Scheme	Amplitude (mm)	Vibration Frequency (Hz)	Initial Position (mm)	Current (A)	Error
2	1	0.5	0	0	2.0%
				2	4.9%
5		10		0	2.4%
				2	5.9%
7	3	0.5	0	0	1.3%
				2	3.2%
13	1	0.5	−3.5	0	2.7%
				2	6.6%

. From Figure 23, the error of all three models increases with the increase in current. At 0 A, the error of the improved Bouc–Wen model is only 2.0%, which is a 52.4% reduction compared to the complex modulus method and the traditional Bouc–Wen model. At 2.5 A, the error of the improved Bouc–Wen model is 5.0%, which is a 49.0% and 39.8% reduction compared to the complex modulus method and the traditional Bouc–Wen model, respectively. As shown in Table 5, with the decrease in amplitude and increase in vibration frequency, the error of the model increases. The error is generally lower at 0 A than at 2 A, and the error is higher at the preloaded position than at the zero position.

4. Conclusions

This paper presents a novel high-load MRF-elastomer isolator for engine vibration reduction from both theoretical and experimental perspectives. Through theoretical calculations and finite element simulations, the mechanical and magnetic circuit structures of the MRF-elastomer isolator were simulated and optimized. The dynamic mechanical performance of the isolator was tested using a fatigue testing machine under various conditions, with displacement amplitudes ranging from 1 to 5 mm, frequencies ranging from 0.1 to 10 Hz, excitation currents ranging from 0 to 2 A, and equilibrium positions at 0 mm and −3.5 mm.

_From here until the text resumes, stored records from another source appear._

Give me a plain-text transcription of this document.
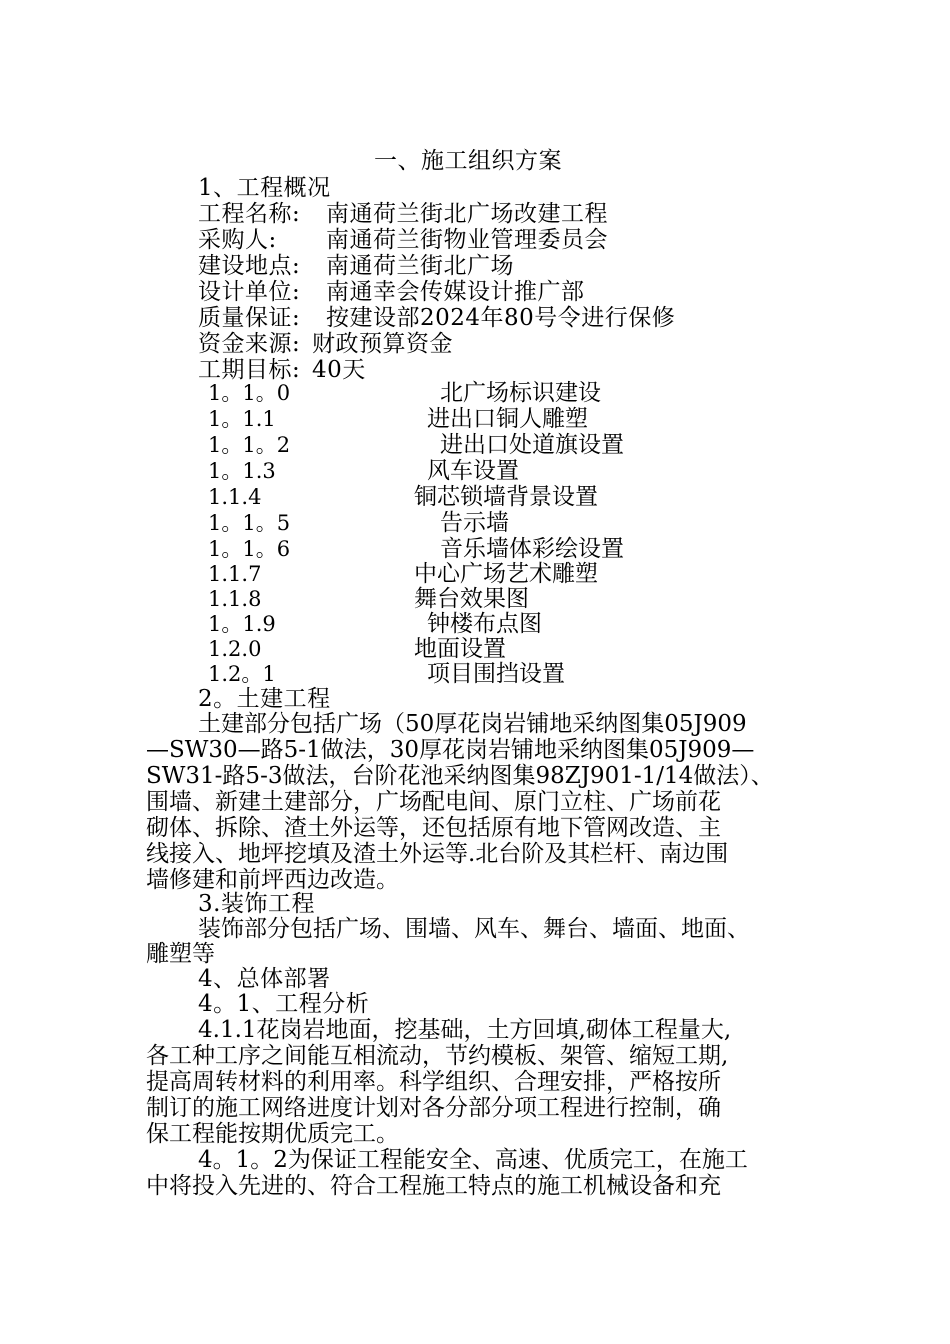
一、施工组织方案
1、工程概况
工程名称: 南通荷兰街北广场改建工程
采购人: 南通荷兰街物业管理委员会
建设地点: 南通荷兰街北广场
设计单位: 南通幸会传媒设计推广部
质量保证: 按建设部2024年80号令进行保修
资金来源: 财政预算资金
工期目标: 40天
1。1。0	北广场标识建设
1。1.1	进出口铜人雕塑
1。1。2	进出口处道旗设置
1。1.3	风车设置
1.1.4	铜芯锁墙背景设置
1。1。5	告示墙
1。1。6	音乐墙体彩绘设置
1.1.7	中心广场艺术雕塑
1.1.8	舞台效果图
1。1.9	钟楼布点图
1.2.0	地面设置
1.2。1	项目围挡设置
2。土建工程
土建部分包括广场（50厚花岗岩铺地采纳图集05J909
—SW30—路5-1做法，30厚花岗岩铺地采纳图集05J909—
SW31-路5-3做法，台阶花池采纳图集98ZJ901-1/14做法）、
围墙、新建土建部分，广场配电间、原门立柱、广场前花
砌体、拆除、渣土外运等，还包括原有地下管网改造、主
线接入、地坪挖填及渣土外运等.北台阶及其栏杆、南边围
墙修建和前坪西边改造。
3.装饰工程
装饰部分包括广场、围墙、风车、舞台、墙面、地面、
雕塑等
4、总体部署
4。1、工程分析
4.1.1花岗岩地面，挖基础，土方回填,砌体工程量大,
各工种工序之间能互相流动，节约模板、架管、缩短工期,
提高周转材料的利用率。科学组织、合理安排，严格按所
制订的施工网络进度计划对各分部分项工程进行控制，确
保工程能按期优质完工。
4。1。2为保证工程能安全、高速、优质完工，在施工
中将投入先进的、符合工程施工特点的施工机械设备和充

When the displacement amplitude was 1 mm, the frequency was 0.5 Hz, the excitation current was between 0 and 2 A, and the equilibrium position was at 0 mm, the tensile load amplitude of the isolator varied from 3.115 kN to 5.721 kN, a relative change of up to 83.7%. When the displacement amplitude was 1 mm, the frequency was 0.1 Hz, the excitation current was between 0 and 2 A, and the equilibrium position was at 0 mm, the maximum compression load amplitude varied from 3.083 kN to 6.331 kN, a relative change of up to 105.4%. After parameter identification using the complex modulus method, it was found that the stiffness could vary by up to 75.6%, and the damping could vary by up to 1545.1%. Finally, based on the hysteresis characteristics of the isolator, an improved Bouc–Wen model was proposed to describe the nonlinear characteristics of the isolator, and the parameters were identified using a genetic algorithm. Comparing with experimental data, the proposed improved Bouc–Wen model has a maximum error of only 5.0% at a 0.5 Hz vibration frequency, 1 mm of amplitude, and the zero initial position under different currents, which is a reduction of 49.0% and 39.8% compared to the complex modulus method and the traditional Bouc–Wen model, respectively, with the model error increasing as the excitation current increased. Therefore, the proposed MRF-elastomer isolator has great potential in the vibration control field for heavy-duty equipment, and the proposed improved Bouc–Wen model provides a theoretical basis for the precise control of MR damping devices.